Police to increase patrols around Bonfire Night


Although Newcastle Cricket Club has cancelled its annual fireworks display due to funding issues brought about by the last-minute calling off of its 2015 display from inclement weather, police will still patrol Jesmond to tackle antisocial behaviour this weekend.

According to Acting Inspector Pinner Rana, Northumbria Police have stepped up patrols this week and will use their powers to find those causing problems and take action against them, as Jesmond and the surrounding areas have been experiencing an increase in reports of anti-social behaviour.

In the past week JesmondLocal has reported on:

JesmondLocal is also investigating reports of multiple car break-ins, alleged to have occurred last week.

A local councillor told JesmondLocal the run of incidents is the “worst ever” he has seen, and said it coincided with the return to classes of university students living in the area.

Acting Insp Rana said: “We want everyone taking part in Bonfire celebrations to enjoy themselves, but it’s important that people do so safely and take responsibility for themselves and others.”

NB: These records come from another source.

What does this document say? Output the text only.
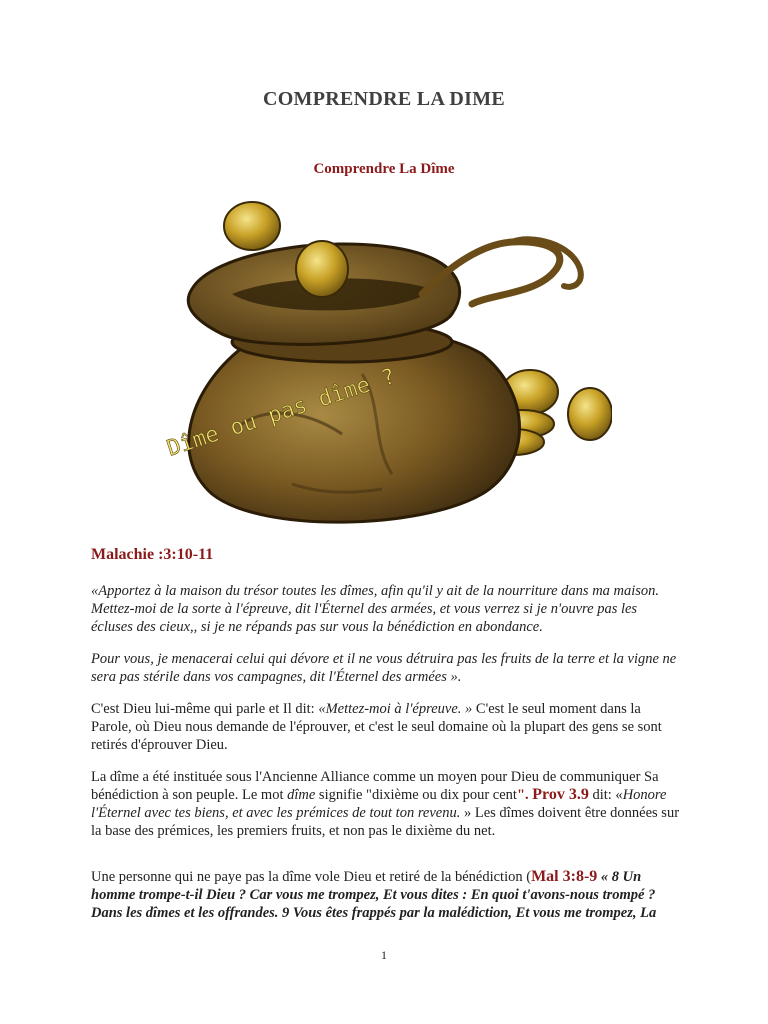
COMPRENDRE LA DIME
Comprendre La Dîme
Dîme ou pas dîme ?
Malachie :3:10-11
«Apportez à la maison du trésor toutes les dîmes, afin qu'il y ait de la nourriture dans ma maison. Mettez-moi de la sorte à l'épreuve, dit l'Éternel des armées, et vous verrez si je n'ouvre pas les écluses des cieux,, si je ne répands pas sur vous la bénédiction en abondance.
Pour vous, je menacerai celui qui dévore et il ne vous détruira pas les fruits de la terre et la vigne ne sera pas stérile dans vos campagnes, dit l'Éternel des armées ».
C'est Dieu lui-même qui parle et Il dit: «Mettez-moi à l'épreuve. » C'est le seul moment dans la Parole, où Dieu nous demande de l'éprouver, et c'est le seul domaine où la plupart des gens se sont retirés d'éprouver Dieu.
La dîme a été instituée sous l'Ancienne Alliance comme un moyen pour Dieu de communiquer Sa bénédiction à son peuple. Le mot dîme signifie "dixième ou dix pour cent". Prov 3.9 dit: «Honore l'Éternel avec tes biens, et avec les prémices de tout ton revenu. » Les dîmes doivent être données sur la base des prémices, les premiers fruits, et non pas le dixième du net.
Une personne qui ne paye pas la dîme vole Dieu et retiré de la bénédiction (Mal 3:8-9 « 8 Un homme trompe-t-il Dieu ? Car vous me trompez, Et vous dites : En quoi t'avons-nous trompé ? Dans les dîmes et les offrandes. 9 Vous êtes frappés par la malédiction, Et vous me trompez, La
1
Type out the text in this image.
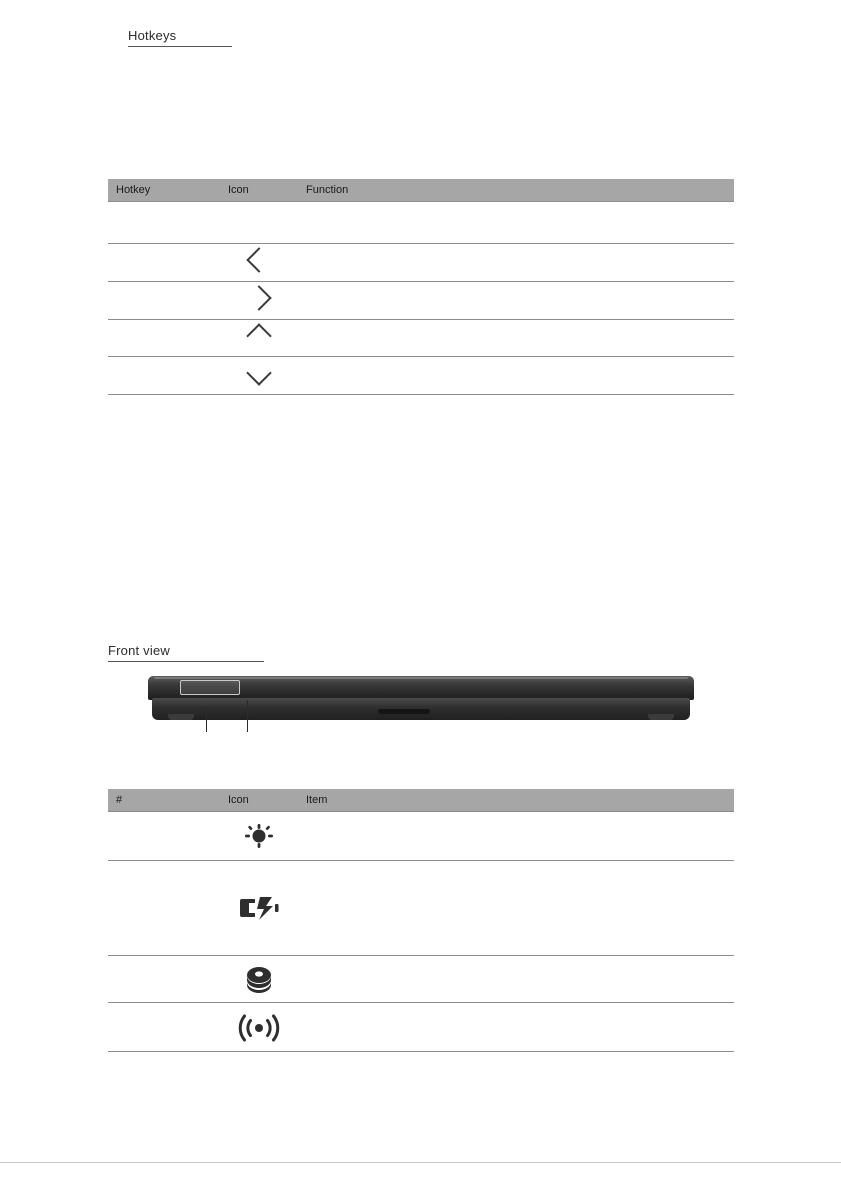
Hotkeys
Hotkey	Icon	Function

Front view
#	Icon	Item
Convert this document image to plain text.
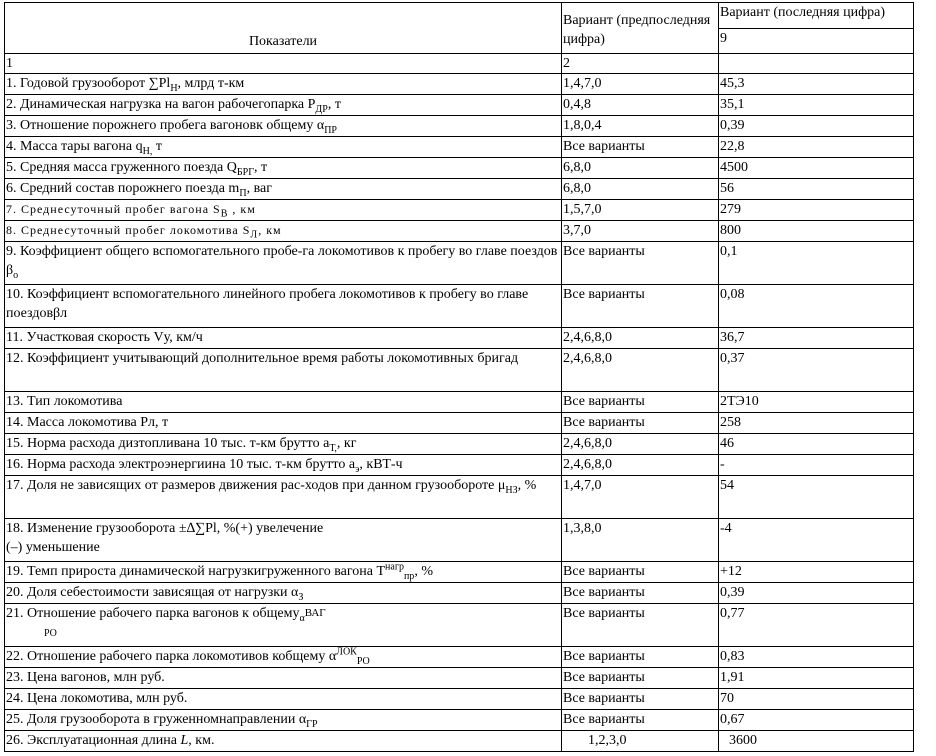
Показатели	Вариант (предпоследняя цифра)	Вариант (последняя цифра)
		9
1	2	
1. Годовой грузооборот $\sum Pl_Н$, млрд т-км	1,4,7,0	45,3
2. Динамическая нагрузка на вагон рабочегопарка $Р_{ДР}$, т	0,4,8	35,1
3. Отношение порожнего пробега вагоновк общему $\alpha_{ПР}$	1,8,0,4	0,39
4. Масса тары вагона $q_{Н,}$ т	Все варианты	22,8
5. Средняя масса груженного поезда $Q_{БРГ}$, т	6,8,0	4500
6. Средний состав порожнего поезда $m_П$, ваг	6,8,0	56
7. Среднесуточный пробег вагона $S_В$ , км	1,5,7,0	279
8. Среднесуточный пробег локомотива $S_Л$, км	3,7,0	800
9. Коэффициент общего вспомогательного пробе-га локомотивов к пробегу во главе поездов $\beta_о$	Все варианты	0,1
10. Коэффициент вспомогательного линейного пробега локомотивов к пробегу во главе поездовβл	Все варианты	0,08
11. Участковая скорость Vу, км/ч	2,4,6,8,0	36,7
12. Коэффициент учитывающий дополнительное время работы локомотивных бригад	2,4,6,8,0	0,37
13. Тип локомотива	Все варианты	2ТЭ10
14. Масса локомотива Рл, т	Все варианты	258
15. Норма расхода дизтопливана 10 тыс. т-км брутто $a_{Т,}$, кг	2,4,6,8,0	46
16. Норма расхода электроэнергиина 10 тыс. т-км брутто $a_э$, кВТ-ч	2,4,6,8,0	-
17. Доля не зависящих от размеров движения рас-ходов при данном грузообороте $\mu_{НЗ}$, %	1,4,7,0	54
18. Изменение грузооборота ±∆∑Pl, %(+) увелечение
(–) уменьшение	1,3,8,0	-4
19. Темп прироста динамической нагрузкигруженного вагона $Т^{нагр}_{пр}$, %	Все варианты	+12
20. Доля себестоимости зависящая от нагрузки $\alpha_З$	Все варианты	0,39
21. Отношение рабочего парка вагонов к общему$_\alpha^{ВАГ}$
РО	Все варианты	0,77
22. Отношение рабочего парка локомотивов кобщему $\alpha^{ЛОК}_{РО}$	Все варианты	0,83
23. Цена вагонов, млн руб.	Все варианты	1,91
24. Цена локомотива, млн руб.	Все варианты	70
25. Доля грузооборота в груженномнаправлении $\alpha_{ГР}$	Все варианты	0,67
26. Эксплуатационная длина L, км.	1,2,3,0	3600
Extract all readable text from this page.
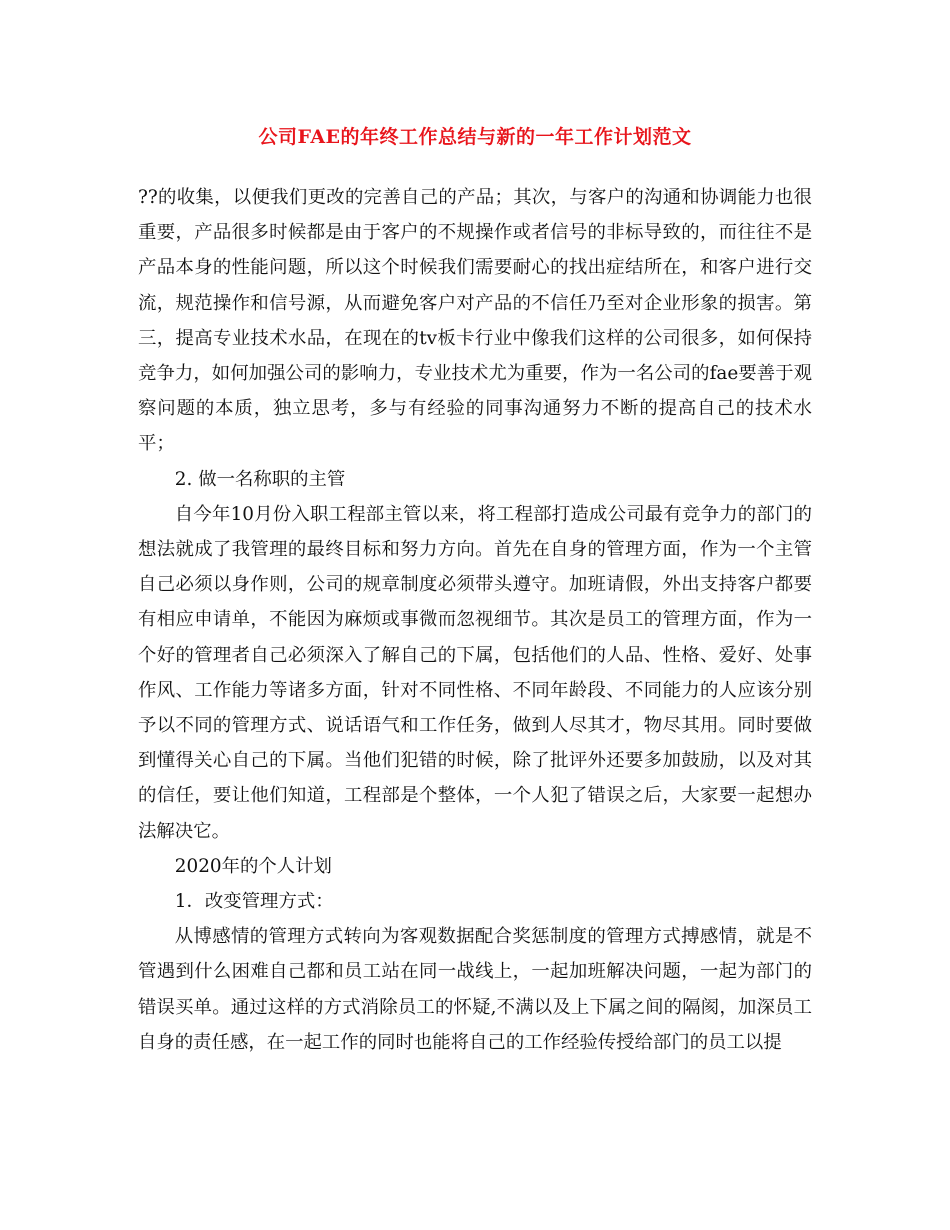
公司FAE的年终工作总结与新的一年工作计划范文

??的收集，以便我们更改的完善自己的产品；其次，与客户的沟通和协调能力也很重要，产品很多时候都是由于客户的不规操作或者信号的非标导致的，而往往不是产品本身的性能问题，所以这个时候我们需要耐心的找出症结所在，和客户进行交流，规范操作和信号源，从而避免客户对产品的不信任乃至对企业形象的损害。第三，提高专业技术水品，在现在的tv板卡行业中像我们这样的公司很多，如何保持竞争力，如何加强公司的影响力，专业技术尤为重要，作为一名公司的fae要善于观察问题的本质，独立思考，多与有经验的同事沟通努力不断的提高自己的技术水平；

2. 做一名称职的主管

自今年10月份入职工程部主管以来，将工程部打造成公司最有竞争力的部门的想法就成了我管理的最终目标和努力方向。首先在自身的管理方面，作为一个主管自己必须以身作则，公司的规章制度必须带头遵守。加班请假，外出支持客户都要有相应申请单，不能因为麻烦或事微而忽视细节。其次是员工的管理方面，作为一个好的管理者自己必须深入了解自己的下属，包括他们的人品、性格、爱好、处事作风、工作能力等诸多方面，针对不同性格、不同年龄段、不同能力的人应该分别予以不同的管理方式、说话语气和工作任务，做到人尽其才，物尽其用。同时要做到懂得关心自己的下属。当他们犯错的时候，除了批评外还要多加鼓励，以及对其的信任，要让他们知道，工程部是个整体，一个人犯了错误之后，大家要一起想办法解决它。

2020年的个人计划

1．改变管理方式：

从博感情的管理方式转向为客观数据配合奖惩制度的管理方式搏感情，就是不管遇到什么困难自己都和员工站在同一战线上，一起加班解决问题，一起为部门的错误买单。通过这样的方式消除员工的怀疑,不满以及上下属之间的隔阂，加深员工自身的责任感，在一起工作的同时也能将自己的工作经验传授给部门的员工以提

When celebrating this year, Northumbria Police encourage residents to attend public, rather than private, firework and bonfire events.

“There are plenty displays organised by local authorities and supported by police, which are often free to attend. We encourage members of the public to use these events, as they are much safer and much more spectacular than having fireworks at your own home,” said Chief Inspector Bob Ryan of Northumbria Police’s Harm Reduction Unit.

Police will be working with the fire service, trading standards and the local authority to try and make the weekend as safe as possible for the larger Newcastle community.

Action will be taken against any stores that supply fireworks to persons under the age of 18, as it is illegal for these persons to possess or buy fireworks.

Graham Shaw, business partner of costume shop Magic Box on Percy Street in Newcastle told JesmondLocal: “We always ID anyone who looks under the age of 21 when selling fireworks. Not just because it’s the law, but because they can be very dangerous if handled incorrectly.”

Police officers have spoken at local schools in the run-up to the weekend to reinforce the dangers of bonfires and fireworks, and to highlight some of the laws surrounding the possession of fireworks. They will also be scouting potential sites for bonfires and will be reporting those which are not registered to the fire service and local authorities to be dismantled.

Community members may only build a bonfire if it has been agreed upon and registered with the fire service. Personal bonfire sites may only be lit on the November 5th, can be no more than three metres high, and must be built at least 18 metres from any buildings or tree lines.

Northumbria Police asks that residents report any antisocial behavior that may occur this weekend on their neighbourhood policing line at 101.

One thought on “Police to increase patrols around Bonfire Night”

  1. Francis says:

    Enough is enough.

    The council needs to be tougher – use HMO legislation to cap the number of student houses. Use ASBOs on students who are unable to respect residents’ right.